Both in the educational and cultural spheres, Ayuso has made it one of her priorities to exalt Hispanidad and the celebration of October 12th. The Madrid president took advantage of the controversy over Felipe VI's statements directed at Mexico to disseminate a historical narrative that omits the violence, abuse, and exploitation of the conquest of America. "We arrived, those of the cross, and we established a new order [...], it was necessary to civilize," she defended, in line with Vox, with whom she also shares ties with Latin American far-right leaders, such as the Argentine Javier Milei. The Madrid president also agrees with them in their disdain for democratic memory and the victims of Francoism. The refusal to recognize with a plaque that the headquarters of the presidency of Madrid was a place of torture during the dictatorship has led her to confront the executive of Pedro Sánchez in the courts.

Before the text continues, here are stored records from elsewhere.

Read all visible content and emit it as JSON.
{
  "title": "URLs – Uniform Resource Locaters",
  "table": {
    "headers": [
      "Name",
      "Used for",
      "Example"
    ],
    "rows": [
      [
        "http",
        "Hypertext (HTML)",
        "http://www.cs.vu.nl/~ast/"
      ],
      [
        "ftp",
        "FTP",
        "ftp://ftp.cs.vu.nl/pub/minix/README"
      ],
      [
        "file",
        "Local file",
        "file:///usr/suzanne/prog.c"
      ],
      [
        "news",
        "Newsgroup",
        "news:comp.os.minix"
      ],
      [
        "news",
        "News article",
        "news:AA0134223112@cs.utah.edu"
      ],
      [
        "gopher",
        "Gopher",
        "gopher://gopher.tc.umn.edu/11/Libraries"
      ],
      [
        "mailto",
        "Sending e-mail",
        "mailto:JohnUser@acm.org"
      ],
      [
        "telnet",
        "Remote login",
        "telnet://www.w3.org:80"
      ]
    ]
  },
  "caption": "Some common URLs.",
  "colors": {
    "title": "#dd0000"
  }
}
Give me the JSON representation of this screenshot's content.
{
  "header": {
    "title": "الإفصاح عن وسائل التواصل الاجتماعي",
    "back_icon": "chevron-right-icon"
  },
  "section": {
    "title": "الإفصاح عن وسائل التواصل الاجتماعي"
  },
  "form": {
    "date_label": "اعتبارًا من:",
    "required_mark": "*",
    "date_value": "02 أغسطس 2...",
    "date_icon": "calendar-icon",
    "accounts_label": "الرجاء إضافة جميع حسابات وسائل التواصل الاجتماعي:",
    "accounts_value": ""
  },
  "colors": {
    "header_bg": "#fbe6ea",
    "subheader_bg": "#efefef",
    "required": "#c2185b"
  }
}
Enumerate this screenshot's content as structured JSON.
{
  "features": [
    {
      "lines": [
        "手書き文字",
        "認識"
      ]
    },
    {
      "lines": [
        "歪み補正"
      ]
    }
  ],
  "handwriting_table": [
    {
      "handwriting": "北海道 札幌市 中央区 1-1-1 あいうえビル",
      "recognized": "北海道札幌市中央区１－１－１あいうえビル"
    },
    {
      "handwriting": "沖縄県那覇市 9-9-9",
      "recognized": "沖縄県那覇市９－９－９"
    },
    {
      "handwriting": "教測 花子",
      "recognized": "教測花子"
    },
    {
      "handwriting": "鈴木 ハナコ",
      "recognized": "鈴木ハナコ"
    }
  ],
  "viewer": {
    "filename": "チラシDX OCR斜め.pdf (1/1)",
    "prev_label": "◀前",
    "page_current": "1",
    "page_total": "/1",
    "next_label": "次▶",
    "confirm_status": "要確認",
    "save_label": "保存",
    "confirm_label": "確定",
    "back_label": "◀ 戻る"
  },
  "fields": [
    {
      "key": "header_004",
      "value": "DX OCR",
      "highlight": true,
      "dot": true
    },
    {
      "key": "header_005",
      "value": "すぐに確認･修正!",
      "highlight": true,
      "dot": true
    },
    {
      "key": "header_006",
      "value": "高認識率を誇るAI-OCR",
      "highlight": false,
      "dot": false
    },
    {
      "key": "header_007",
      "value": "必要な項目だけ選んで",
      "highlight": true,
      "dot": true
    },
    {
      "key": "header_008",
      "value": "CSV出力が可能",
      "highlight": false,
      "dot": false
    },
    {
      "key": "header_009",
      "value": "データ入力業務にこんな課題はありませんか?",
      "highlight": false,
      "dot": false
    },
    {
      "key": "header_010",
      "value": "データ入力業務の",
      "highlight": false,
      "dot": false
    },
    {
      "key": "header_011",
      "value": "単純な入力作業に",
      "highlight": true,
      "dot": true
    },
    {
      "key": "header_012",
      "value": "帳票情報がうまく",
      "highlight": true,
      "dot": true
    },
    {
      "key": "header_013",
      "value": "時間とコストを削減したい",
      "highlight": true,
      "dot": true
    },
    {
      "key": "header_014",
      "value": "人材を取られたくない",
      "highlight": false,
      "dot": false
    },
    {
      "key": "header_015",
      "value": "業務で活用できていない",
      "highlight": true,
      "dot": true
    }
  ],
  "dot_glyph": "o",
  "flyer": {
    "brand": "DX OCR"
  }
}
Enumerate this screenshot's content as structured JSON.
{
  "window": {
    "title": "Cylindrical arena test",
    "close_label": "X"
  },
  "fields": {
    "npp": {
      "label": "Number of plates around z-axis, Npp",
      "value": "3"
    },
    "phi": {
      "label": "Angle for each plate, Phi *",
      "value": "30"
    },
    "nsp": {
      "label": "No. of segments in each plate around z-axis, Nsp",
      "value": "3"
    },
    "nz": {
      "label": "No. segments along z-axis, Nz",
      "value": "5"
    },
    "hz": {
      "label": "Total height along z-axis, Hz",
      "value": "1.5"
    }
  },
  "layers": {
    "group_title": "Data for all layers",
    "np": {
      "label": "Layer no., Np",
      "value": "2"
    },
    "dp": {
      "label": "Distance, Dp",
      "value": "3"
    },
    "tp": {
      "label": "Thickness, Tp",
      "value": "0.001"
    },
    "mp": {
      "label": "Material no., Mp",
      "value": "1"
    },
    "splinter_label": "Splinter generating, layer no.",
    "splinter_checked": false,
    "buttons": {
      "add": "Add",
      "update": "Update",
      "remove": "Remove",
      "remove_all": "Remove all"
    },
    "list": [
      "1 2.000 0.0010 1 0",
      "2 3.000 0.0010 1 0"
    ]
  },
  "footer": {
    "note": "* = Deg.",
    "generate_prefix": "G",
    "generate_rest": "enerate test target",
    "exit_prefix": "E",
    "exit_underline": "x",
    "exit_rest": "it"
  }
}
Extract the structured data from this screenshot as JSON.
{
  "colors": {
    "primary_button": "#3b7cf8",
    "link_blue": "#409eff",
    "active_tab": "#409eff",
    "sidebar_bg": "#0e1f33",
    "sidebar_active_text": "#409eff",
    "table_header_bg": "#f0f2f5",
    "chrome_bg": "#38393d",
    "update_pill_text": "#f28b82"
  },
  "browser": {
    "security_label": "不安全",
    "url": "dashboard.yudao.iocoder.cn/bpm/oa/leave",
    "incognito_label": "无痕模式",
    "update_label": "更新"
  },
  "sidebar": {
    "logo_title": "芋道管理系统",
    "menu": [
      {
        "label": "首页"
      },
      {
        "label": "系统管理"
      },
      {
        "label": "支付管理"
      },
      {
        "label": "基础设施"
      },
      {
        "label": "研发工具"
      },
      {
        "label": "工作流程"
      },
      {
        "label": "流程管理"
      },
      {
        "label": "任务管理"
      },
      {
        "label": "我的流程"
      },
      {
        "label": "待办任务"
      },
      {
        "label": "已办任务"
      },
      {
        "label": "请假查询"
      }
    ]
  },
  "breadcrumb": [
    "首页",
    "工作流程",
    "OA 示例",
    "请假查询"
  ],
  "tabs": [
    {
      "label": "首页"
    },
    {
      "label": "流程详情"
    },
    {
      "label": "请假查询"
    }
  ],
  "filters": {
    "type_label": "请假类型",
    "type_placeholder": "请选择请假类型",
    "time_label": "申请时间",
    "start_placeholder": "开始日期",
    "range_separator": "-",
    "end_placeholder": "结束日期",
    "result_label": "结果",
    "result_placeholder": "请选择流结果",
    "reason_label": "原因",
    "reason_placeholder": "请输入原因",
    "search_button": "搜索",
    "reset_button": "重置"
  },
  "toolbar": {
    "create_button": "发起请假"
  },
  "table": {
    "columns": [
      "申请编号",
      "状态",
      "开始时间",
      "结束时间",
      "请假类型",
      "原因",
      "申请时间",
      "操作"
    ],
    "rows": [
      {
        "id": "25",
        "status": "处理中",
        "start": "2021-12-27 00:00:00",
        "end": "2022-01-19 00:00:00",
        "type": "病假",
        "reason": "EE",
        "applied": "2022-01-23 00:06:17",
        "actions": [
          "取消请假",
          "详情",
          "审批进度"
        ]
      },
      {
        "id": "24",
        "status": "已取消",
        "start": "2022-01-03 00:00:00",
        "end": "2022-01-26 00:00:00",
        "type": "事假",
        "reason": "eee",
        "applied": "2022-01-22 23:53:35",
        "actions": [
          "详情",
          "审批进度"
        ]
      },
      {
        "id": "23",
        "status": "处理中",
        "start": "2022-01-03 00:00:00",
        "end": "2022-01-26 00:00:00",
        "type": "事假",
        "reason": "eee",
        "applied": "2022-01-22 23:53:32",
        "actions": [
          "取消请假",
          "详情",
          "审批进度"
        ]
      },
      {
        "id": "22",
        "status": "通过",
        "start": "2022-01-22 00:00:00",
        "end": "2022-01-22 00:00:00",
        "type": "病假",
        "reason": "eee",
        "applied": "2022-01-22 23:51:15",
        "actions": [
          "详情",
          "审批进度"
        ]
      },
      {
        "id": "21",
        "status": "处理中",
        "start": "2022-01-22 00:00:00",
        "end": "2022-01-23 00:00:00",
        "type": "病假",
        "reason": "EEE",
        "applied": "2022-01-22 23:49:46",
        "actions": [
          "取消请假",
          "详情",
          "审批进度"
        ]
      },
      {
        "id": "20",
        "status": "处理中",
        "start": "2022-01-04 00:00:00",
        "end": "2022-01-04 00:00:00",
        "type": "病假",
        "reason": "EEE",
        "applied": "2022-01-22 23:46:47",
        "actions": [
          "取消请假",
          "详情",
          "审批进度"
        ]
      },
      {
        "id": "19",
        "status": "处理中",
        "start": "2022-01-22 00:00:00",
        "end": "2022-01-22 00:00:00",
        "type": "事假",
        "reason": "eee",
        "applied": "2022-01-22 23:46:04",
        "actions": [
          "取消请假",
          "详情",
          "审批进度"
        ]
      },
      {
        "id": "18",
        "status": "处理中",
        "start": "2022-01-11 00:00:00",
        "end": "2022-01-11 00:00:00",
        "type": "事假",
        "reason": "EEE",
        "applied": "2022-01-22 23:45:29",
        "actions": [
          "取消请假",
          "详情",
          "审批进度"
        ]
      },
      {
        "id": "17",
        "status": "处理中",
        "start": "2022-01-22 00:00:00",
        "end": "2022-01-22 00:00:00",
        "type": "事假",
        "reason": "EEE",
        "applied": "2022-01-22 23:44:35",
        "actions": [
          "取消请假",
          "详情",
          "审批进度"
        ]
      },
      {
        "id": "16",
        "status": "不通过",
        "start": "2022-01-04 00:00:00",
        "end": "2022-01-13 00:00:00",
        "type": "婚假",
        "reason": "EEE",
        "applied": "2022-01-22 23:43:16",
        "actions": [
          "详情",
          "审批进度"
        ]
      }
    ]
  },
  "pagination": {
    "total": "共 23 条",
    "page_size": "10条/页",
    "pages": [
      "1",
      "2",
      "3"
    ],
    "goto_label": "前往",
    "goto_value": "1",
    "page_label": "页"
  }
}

The signage to institutions

UAB professor Steven Forti also cites the withdrawal of funding from cultural institutions in a more "blatant" way than traditional right-wing parties as one of the far-right's cultural battle strategies. Ayuso's Ministry of Culture has drastically cut funding to Madrid's Círculo de Bellas Artes (CBA). The Ministry of Culture, led by Sumar, has responded by increasing its contribution to the CBA and, according to sources consulted by this newspaper, has framed this action within the same "anti-censorship line" it has followed in response to actions promoted by Vox, with the PP, in the Valencian Country or Aragon. In this year's budget, however, Ayuso has increased funding for "bullfighting affairs" or the Spanish Ballet of the Community of Madrid, created by her executive in 2024 to be a "cultural benchmark of Hispanicity", and which has been surrounded by controversy.

Immigration

Despite the claim of brotherhood with Latin Americans, Ayuso has brotherhood with Latin Americans, Ayuso has radicalized the discourse on immigration driven by the growth of Vox and the attacks they have directed against her for being, in her opinion, too permissive. The Madrid president has embraced one of the far-right's obsessions to criticize Sánchez's extraordinary regularization of migrants by linking it to a supposed desire by the left to commit electoral fraud. "To avoid being cannibalized by the far-right, one acts like them," concludes Forti.